Let's deal with FACTS!.......
Most of these comments are plain bigots with absolutely NO FACTS!

The FACTS are that Sotomayor qualified for the job otherwise she wouldn't be nominated in the first place and she would not have made it through these WALL of sick bigots.

GET THE FACTS, You IGNORANT FOOLS!

From a Latin person

 

Steve-O

Aug 10, 2009

So, spouting off:

"From a Latin person"

Makes you the ultimate authority, Mr. Smith? It's people like you that make my life much more annoying as I must tell my son why the world is so backwards.

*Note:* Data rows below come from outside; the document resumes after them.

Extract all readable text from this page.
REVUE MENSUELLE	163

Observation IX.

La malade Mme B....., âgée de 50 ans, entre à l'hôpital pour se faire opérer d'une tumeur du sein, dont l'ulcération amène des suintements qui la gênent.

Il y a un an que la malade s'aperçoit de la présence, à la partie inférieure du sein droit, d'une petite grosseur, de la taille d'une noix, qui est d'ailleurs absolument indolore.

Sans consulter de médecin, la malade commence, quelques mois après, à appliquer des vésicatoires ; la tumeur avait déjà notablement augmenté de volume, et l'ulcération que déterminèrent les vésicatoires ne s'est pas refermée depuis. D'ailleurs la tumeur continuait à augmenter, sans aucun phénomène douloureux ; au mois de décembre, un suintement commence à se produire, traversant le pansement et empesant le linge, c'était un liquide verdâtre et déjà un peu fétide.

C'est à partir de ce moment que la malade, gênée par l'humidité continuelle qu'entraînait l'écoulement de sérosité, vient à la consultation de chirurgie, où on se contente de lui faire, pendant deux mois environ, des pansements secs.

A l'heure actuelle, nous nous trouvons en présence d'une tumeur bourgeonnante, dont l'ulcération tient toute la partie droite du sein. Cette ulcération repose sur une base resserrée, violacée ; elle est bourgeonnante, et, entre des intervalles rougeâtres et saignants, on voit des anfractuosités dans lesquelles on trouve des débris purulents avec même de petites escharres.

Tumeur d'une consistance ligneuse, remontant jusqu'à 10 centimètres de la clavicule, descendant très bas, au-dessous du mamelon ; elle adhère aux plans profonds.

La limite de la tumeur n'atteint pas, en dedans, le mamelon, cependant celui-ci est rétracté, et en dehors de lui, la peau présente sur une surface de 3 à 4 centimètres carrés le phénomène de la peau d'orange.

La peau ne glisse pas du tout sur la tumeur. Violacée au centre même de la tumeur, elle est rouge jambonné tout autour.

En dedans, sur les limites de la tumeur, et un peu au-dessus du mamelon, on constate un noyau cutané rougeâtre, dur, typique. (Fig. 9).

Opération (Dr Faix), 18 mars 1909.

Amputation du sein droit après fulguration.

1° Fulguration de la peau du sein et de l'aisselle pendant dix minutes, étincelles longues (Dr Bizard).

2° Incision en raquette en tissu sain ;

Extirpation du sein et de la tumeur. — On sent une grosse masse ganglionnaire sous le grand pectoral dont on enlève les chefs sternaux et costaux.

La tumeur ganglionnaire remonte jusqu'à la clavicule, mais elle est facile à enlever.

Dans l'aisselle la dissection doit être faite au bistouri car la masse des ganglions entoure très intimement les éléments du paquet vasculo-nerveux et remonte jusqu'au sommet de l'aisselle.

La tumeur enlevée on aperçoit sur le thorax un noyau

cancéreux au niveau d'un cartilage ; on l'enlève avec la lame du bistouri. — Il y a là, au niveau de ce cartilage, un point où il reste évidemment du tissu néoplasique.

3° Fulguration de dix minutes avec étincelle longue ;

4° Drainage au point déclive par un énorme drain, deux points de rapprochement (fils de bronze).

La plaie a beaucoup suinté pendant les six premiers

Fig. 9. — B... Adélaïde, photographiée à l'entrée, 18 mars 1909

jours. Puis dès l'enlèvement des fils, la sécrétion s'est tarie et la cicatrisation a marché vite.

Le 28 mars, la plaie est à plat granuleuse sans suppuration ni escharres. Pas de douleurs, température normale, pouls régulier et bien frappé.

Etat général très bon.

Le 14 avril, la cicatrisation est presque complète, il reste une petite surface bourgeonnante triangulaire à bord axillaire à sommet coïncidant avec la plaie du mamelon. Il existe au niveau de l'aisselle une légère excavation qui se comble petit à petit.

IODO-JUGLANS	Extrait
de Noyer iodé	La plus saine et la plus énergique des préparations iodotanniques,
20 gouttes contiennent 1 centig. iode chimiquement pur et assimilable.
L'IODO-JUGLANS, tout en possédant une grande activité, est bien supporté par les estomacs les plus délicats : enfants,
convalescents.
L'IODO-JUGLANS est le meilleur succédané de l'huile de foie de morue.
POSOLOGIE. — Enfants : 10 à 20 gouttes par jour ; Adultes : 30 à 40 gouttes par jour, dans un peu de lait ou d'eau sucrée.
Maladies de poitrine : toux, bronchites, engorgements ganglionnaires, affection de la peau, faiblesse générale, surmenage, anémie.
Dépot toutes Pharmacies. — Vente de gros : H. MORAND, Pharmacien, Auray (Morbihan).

First, the only qualifications the exalted one was looking for was a spanish last name and a female. In her own words she speaks as the antithesis of a judge. No matter. She is overturned many times by the court that she is nominated to. No matter. She contradicts most of her record and all of her words in testimony. No matter. The ones who don't act like bidets to her inevitability are demonized.

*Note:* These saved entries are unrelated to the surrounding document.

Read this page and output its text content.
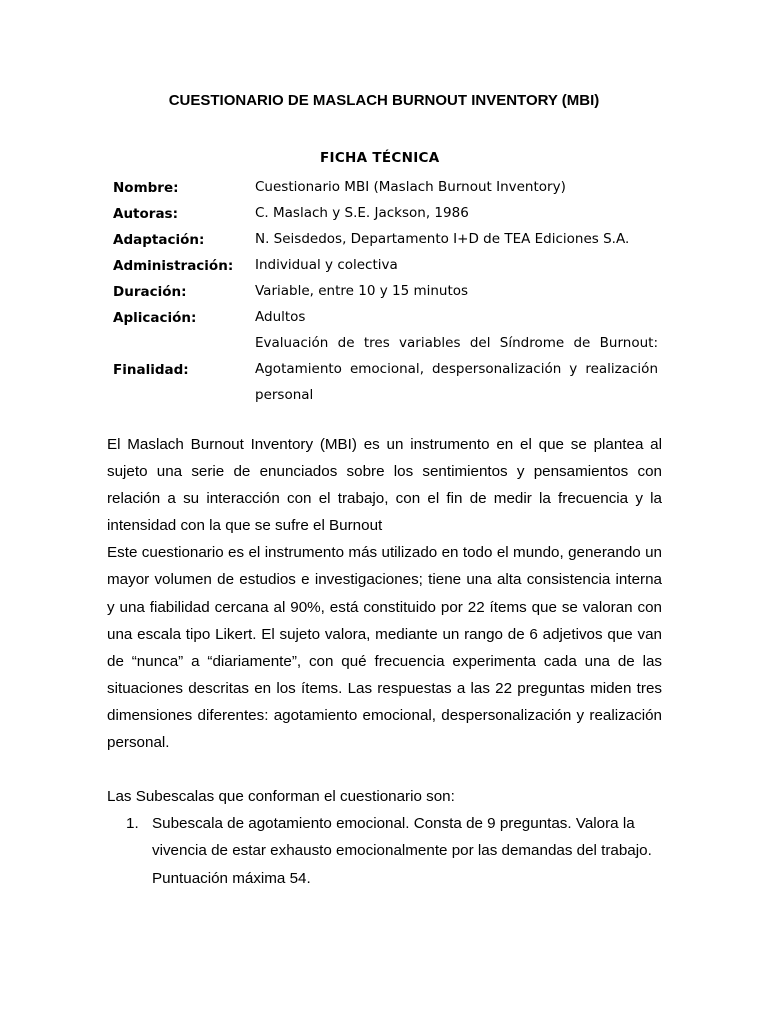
CUESTIONARIO DE MASLACH BURNOUT INVENTORY (MBI)
FICHA TÉCNICA
Nombre:	Cuestionario MBI (Maslach Burnout Inventory)
Autoras:	C. Maslach y S.E. Jackson, 1986
Adaptación:	N. Seisdedos, Departamento I+D de TEA Ediciones S.A.
Administración:	Individual y colectiva
Duración:	Variable, entre 10 y 15 minutos
Aplicación:	Adultos
Finalidad:
Evaluación de tres variables del Síndrome de Burnout: Agotamiento emocional, despersonalización y realización personal

El Maslach Burnout Inventory (MBI) es un instrumento en el que se plantea al sujeto una serie de enunciados sobre los sentimientos y pensamientos con relación a su interacción con el trabajo, con el fin de medir la frecuencia y la intensidad con la que se sufre el Burnout

Este cuestionario es el instrumento más utilizado en todo el mundo, generando un mayor volumen de estudios e investigaciones; tiene una alta consistencia interna y una fiabilidad cercana al 90%, está constituido por 22 ítems que se valoran con una escala tipo Likert. El sujeto valora, mediante un rango de 6 adjetivos que van de “nunca” a “diariamente”, con qué frecuencia experimenta cada una de las situaciones descritas en los ítems. Las respuestas a las 22 preguntas miden tres dimensiones diferentes: agotamiento emocional, despersonalización y realización personal.

Las Subescalas que conforman el cuestionario son:

1. Subescala de agotamiento emocional. Consta de 9 preguntas. Valora la vivencia de estar exhausto emocionalmente por las demandas del trabajo. Puntuación máxima 54.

Apptopriately surnamed, unfortunately gendered reader. Of course, I don't take my hispanicness to mean I know it all.

 

Joshua Sands

Aug 11, 2009

Of course she is a racist, she hardly tries to hide it. If a white man had said what she said he would have been hung by his thumbs. But for a "wise Latina" it's just fine. The double standard makes me sick... and so do the Republicans who voted for this activist piece of garbage.

 

StepIntoTheLight

Aug 11, 2009

Mr. Kane, thanks for this article. Our country is currently being run by the Whining Left, who find comfort in degrading the opposition simply because they will not drink the Kool-Aid of the liberal mainstrea media in the tank for this corrupt Administration demanding government control over our lives and moral bankruptcy evident in Washington today. We would rather side with our Founding Fathers, who spoke of individual freedom, liberty, justice, which is being destroyed by Obama on a daily basis.

 

Greg

Aug 11, 2009

Yeah, StepIntoTheLight

I long for the days of Bush. We should not comfort in opposition - except at town hall meetings were freedom of speech is not allowed. This newspaper is a trip. I mean, just one sided propaganda. Opposing views are not allowed.

 

Aug 11, 2009

Uncle Tom is a pejorative term for a black person who is perceived by others as behaving in a subservient manner to white authority figures, or as seeking ingratiation with them by way of unnecessary accommodation.[1] The term comes from the title character of American writer Harriet Beecher Stowe's 1851 novel Uncle Tom's Cabin.